After a gloomy morning doing housework, the sun came out and out we went to the allotment. I started by sowing some carrot seeds. We, like so many others, suffer to some degree with carrot root fly damage. I was reading about ways to tackle the problem in the April edition of the Kitchen Garden magazine but none of the answers seemed satisfactory. It suggested fine netting completely covering the crop as one solution but this brings other problems such as inability to weed or deal with other pests. And if you miss-time the netting then you could trap the maggots inside, free to do their damage without attack from their predators. Last year I tried sowing my carrots with a row of onions for every row of carrots. It mentioned such companion planting in the article but suggest that far more onions were needed to make it work. Well, socks to that, I'm sure it helped.
Anyway, this year I have decided to repeat the carrot/onion planting. It certainly didn't do any harm last year and I want to grow both anyway. I've also decided to sow flowers around the outer border of the bed too. This may add to the confusion of perfumes but mainly it is because I seem to have accumulated a load of flower seed packets and it would be nice to have some flowers somewhere on the allotment for the pollinators.
Last year I tried sowing some parsnip seeds in 4 of the carrot rows. Parsnips are notoriously temperamental germinators so if you sow them on their own, firstly you struggle to remember where the row is whilst the parsnips get round to germinating, and, secondly, the germination is usually patchy and you end up wasting a row for 3 or 4 plants. The idea behind sowing with the carrots is that you know where the row is because the carrots germinate fairly quickly, secondly you don't waste a row because the carrots are there to fill the spaces, and thirdly, once you have harvested all your carrots you have a lovely thinned row of parsnips for the winter. Anyway, this worked so well last year that I have decided to sow parsnips in every carrot row this year. That could result in a lot of parsnips but they are a brilliant winter crop and I love roasted parsnips with a roast dinner.

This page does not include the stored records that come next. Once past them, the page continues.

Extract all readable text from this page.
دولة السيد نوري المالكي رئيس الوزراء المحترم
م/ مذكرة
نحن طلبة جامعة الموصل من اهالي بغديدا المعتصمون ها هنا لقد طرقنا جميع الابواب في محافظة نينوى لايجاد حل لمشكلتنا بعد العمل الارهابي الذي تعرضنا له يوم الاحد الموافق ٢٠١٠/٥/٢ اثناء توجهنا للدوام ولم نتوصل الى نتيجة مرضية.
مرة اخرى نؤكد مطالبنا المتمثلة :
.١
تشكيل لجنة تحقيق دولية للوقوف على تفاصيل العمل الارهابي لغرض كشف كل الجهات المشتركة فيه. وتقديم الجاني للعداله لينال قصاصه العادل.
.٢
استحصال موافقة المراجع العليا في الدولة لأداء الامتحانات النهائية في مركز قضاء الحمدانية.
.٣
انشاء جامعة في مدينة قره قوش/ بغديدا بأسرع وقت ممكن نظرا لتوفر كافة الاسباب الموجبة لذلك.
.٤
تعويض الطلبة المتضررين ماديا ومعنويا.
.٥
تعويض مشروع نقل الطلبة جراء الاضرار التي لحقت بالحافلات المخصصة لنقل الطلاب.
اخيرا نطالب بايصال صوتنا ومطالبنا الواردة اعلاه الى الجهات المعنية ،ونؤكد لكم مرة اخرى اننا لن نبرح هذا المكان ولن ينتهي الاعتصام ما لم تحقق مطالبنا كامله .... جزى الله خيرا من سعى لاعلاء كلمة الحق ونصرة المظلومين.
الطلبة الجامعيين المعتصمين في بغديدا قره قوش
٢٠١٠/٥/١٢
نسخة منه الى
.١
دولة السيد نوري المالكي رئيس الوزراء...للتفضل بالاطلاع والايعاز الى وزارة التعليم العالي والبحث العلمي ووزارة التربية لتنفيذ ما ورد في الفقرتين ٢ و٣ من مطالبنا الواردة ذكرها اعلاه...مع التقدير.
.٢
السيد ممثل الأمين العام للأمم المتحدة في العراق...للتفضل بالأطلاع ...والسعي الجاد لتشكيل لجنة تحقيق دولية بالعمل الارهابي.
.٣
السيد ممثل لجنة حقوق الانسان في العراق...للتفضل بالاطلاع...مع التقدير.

Carrot seeds are very fine and need a fine "tilth" to germinate well. To help us achieve this in our heavy clay, Steve rotavated the bed for me earlier in the week. Having pulled out "drills" with my hoe, I then sprinkled in potting compost and sharp sand to give a lovely surface for the seeds. If the soil had been dry I would have watered the bottom of each drill at this point but having had 10cm of rain (according to my daughter's rain gauge) in the last two day watering wasn't needed.
Finally it was time to sow the carrot seeds - 8 different varieties - I like variety! This included some purple and some red carrots because novelties like this amuse my girls as much as they do me. There were also the old reliables such as Early Nantes, James Intermediate and Autumn King, as well as a variety I'd not tried before and have now forgotten the name of.
I often sow beetroot seeds in the same bed as the carrots but with room taken up with the flower seeds and onion sets I'd run out of space and I had to sow the beetroot elsewhere. We love beetroot and it stands well until it gets very frosted. The year before last I really struggled to get beetroot to germinate and we had very little to harvest so last year I decided to see what would happen if I sowed some in modules and planted them out as plug plants. They took ages to germinate but it was useful to plant them out well spaced rather than having some bunched together and then large gaps elsewhere as you get from sowing seeds. This year I didn't get round to sowing them in trays so I needed to sow direct. I read recently that soaking the seed for half an hour before hand can aid germination so I have tried this. We'll have to see what happens.
In the same bed as the beetroot I also sowed a couple of rows of spring onions, some rocket, spinach and two types of lettuce. I've also left some space so I can successionally sow more salad leaves over the next few weeks to help avoid a glut at one time and then nothing.
Having done all that I still had quite a lot of onion sets left and it really is getting a bit late to get these in so I needed to get on with it. A quick survey of the plot told me that the best place to plant these would in the bed next to the carrots. On the other side of the carrots I had already planted shallots and a few red onion sets so if I put onions on the other side the carrots would be flanked with onion as well as interplanted with them, surely some help against carrot root fly! Does that sound like a lot of onions? Well, they store well and we use them all the time but they are also an essential chutney ingredient.
The only problem with my assessment was that the bed on the other side of the carrots still had the remains of some brassica plants in as well as a good scattering of weeds. Brassicas, you should know, like a firm soil and I didn't much fancy having to dig over firm soil. Still, it needed doing and as it happened the soil was remarkably soft thanks to the recent rain. So it didn't take long to dig over and then I filled it up with rows and rows of brown and red onion sets.
Time to stand back and admire my handwork I'd say! Things are beginning to take shape!